There are over 1 billion cars in the world and this number is expected to double in 20 years. However, glass used in automobiles are simply disposed in landfills where they do not degrade for amillion years. Useful materials like PVB present in the glass go waste.
The company’s Shark Glass Separator (SGS) system offers a cost-effective method to separate PBV from laminated glass from car windscreens and architectural glass. The process is cost-effective compared to the traditional methods, according to the company.
PVB has valuable technical properties such as binding, flexibility and sound dampening. It can be used as a coating material for lumber, metals, concrete, leather and on gloss surfaces.
It can also be used in paints, adhesives, flooring and in dyeing clothes. Glass cloths made from PVB can be used to improve the performance of glass fiber reinforced plastic.

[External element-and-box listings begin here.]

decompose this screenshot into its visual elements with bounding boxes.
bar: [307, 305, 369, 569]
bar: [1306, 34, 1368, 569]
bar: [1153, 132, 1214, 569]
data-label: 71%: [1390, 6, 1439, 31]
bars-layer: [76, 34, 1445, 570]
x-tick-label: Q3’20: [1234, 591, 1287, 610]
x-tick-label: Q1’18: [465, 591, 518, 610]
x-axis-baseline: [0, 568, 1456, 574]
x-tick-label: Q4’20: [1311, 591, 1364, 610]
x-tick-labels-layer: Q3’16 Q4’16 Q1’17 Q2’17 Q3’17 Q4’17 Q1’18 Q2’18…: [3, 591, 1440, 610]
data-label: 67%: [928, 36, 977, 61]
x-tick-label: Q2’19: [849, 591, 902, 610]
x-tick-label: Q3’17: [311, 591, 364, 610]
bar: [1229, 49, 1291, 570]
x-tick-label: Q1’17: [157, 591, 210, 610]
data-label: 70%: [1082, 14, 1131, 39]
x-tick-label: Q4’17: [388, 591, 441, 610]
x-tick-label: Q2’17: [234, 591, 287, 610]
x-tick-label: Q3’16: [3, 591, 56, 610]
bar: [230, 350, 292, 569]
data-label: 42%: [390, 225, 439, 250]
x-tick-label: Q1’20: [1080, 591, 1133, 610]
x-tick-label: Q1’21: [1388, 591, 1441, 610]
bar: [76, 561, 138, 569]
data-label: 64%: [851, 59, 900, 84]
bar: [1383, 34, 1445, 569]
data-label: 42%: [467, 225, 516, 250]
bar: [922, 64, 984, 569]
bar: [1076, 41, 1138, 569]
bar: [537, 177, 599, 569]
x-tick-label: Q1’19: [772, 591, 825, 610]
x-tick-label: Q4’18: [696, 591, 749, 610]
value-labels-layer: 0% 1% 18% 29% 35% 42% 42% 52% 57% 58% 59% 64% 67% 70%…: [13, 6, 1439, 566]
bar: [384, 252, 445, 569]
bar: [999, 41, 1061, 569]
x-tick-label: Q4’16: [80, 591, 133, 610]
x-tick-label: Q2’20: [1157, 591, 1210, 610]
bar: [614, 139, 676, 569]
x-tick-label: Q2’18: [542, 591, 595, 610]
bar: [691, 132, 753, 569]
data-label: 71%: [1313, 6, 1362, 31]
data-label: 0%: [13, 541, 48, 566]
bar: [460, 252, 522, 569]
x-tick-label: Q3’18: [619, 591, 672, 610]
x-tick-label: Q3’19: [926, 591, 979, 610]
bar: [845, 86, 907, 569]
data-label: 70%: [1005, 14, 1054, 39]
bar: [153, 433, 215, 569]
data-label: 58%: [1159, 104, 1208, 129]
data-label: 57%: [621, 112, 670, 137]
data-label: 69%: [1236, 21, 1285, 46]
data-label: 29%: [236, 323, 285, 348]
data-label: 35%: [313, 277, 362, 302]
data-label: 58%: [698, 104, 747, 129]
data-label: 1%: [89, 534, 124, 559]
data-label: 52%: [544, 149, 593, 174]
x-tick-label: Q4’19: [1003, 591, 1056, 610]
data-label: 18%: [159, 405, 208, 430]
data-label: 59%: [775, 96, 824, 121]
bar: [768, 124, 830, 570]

The SGS system can process 20 tons per hour. Its glass cullets are less than 10 millimetres in size allowing for greater variety of uses. The company has plants in the United States and Europe and its products are Cradle-to-Cradle Certified®. They are currently processing 40,000 tons of material every year. The company also has ISO 9001 certification from Bureau Veritas of Denmark.
The company has received investments from Circularity Capital. The company is part owned by BlueEquity, a private equity funded by Danish companies and PFA pension fund. In 2019, it also joined the United Nations SDG Accelerator for SMEs.